The top two names from Q3 remained leaders in Q4, mirroring the pervasiveness of e-commerce logistics and business-productivity communications.

In Q4, the brand most frequently targeted by cybercriminals was again the Q3 leader—Microsoft.

Some 43% of all brand phishing attempts were tied to the technology giant (up from 19% in Q3), as threat actors continued to try to capitalize on people working remotely during the pandemic.

The second most impersonated brand also maintained its position: DHL, linked to 18% of all phishing attempts during the year-end e-commerce shopping period. 

Group by industry, the most likely targets were technology, followed by shipping and retail, with threat actors using well-known brands in these sectors to trick users grappling with remote-working issues and engaging in more e-commerce during lockdowns. 

Top phishing targets: Q4 2020 

Check Point, the firm responsible for these quarterly rankings, lists the following companies by their overall appearance in brand phishing attempts: 

A phishing email using DHL’s branding sent from the spoofed email address
  1. Microsoft (43%) 
  2. DHL (18%)
  3. LinkedIn (6%)
  1. Amazon (5%)
  2. Rakuten (4%)
  3. IKEA (3%)
  4. Google (2%)
  5. Paypal (2%)
  6. Chase (2%)
  7. Yahoo (1%) 

In a brand phishing attack, criminals imitate the official website of a well-known brand by using a similar domain name or URL and web-page design to the genuine site.
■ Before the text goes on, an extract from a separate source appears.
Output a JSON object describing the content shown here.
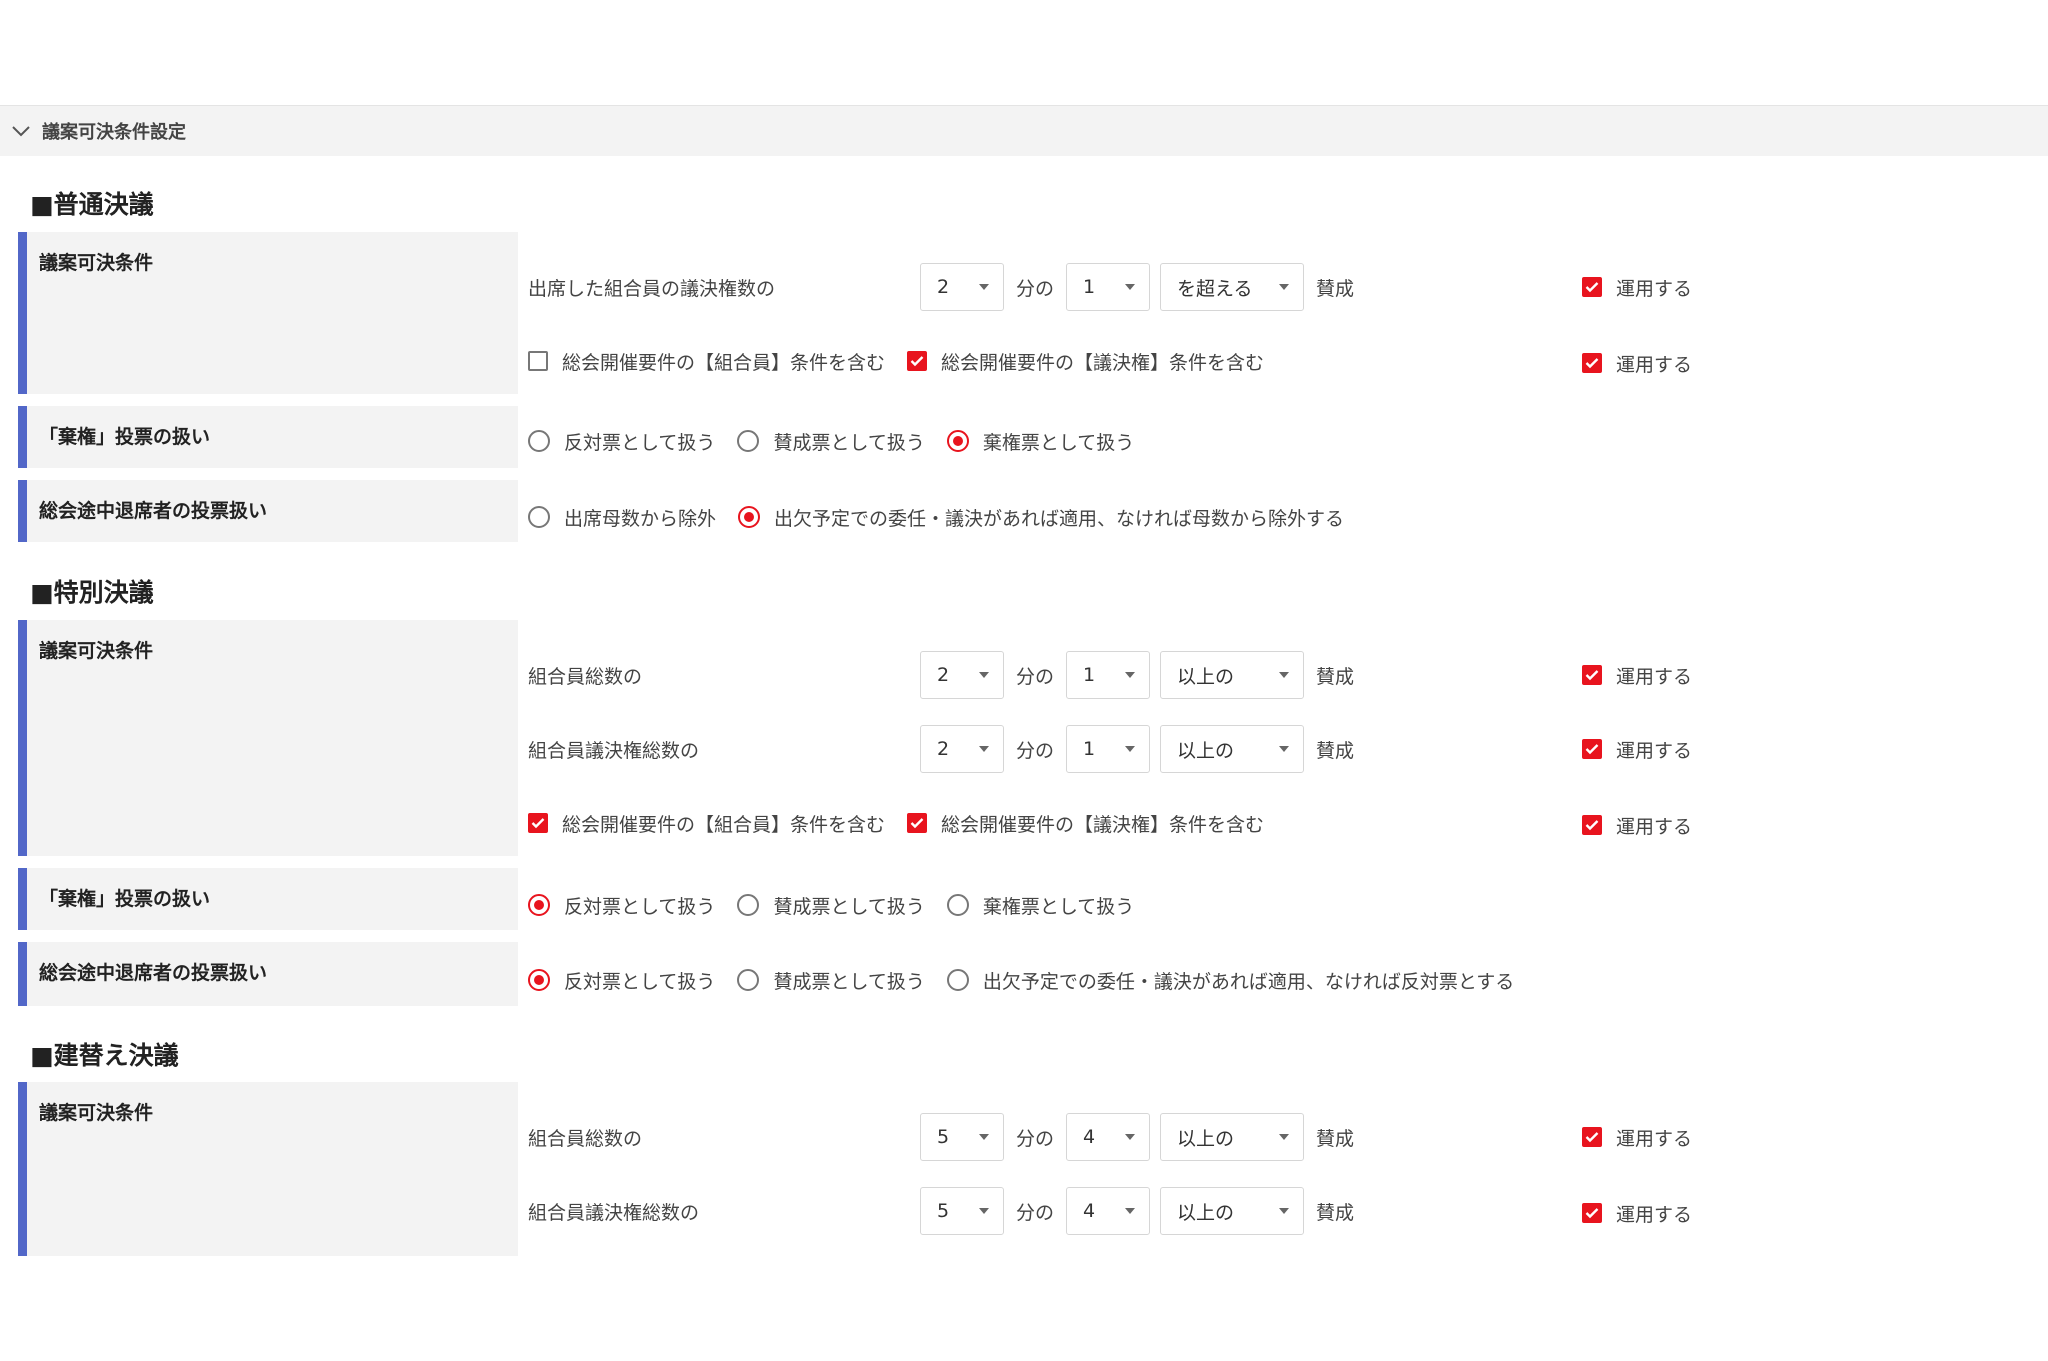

The link to the fake website can be sent to targeted individuals by email or text message; a user can be redirected during web browsing; or it may be triggered from a fraudulent mobile application. The fake website often contains login dialog boxes intended to steal users’ credentials, payment details or other personal information.  

Said the firm’s Director, Threat Intelligence & Research, Products, Maya Horowitz: “Criminals increased their attempts in Q4 2020 to steal peoples’ personal data by impersonating leading brands, and our data clearly shows how they change their phishing tactics to increase their chances of success. As always, we encourage users to be cautious when divulging personal data and credentials to business applications, and to think twice before opening email attachments or links, especially emails that claim to from companies such as Microsoft or Google, that are most likely to be impersonated.”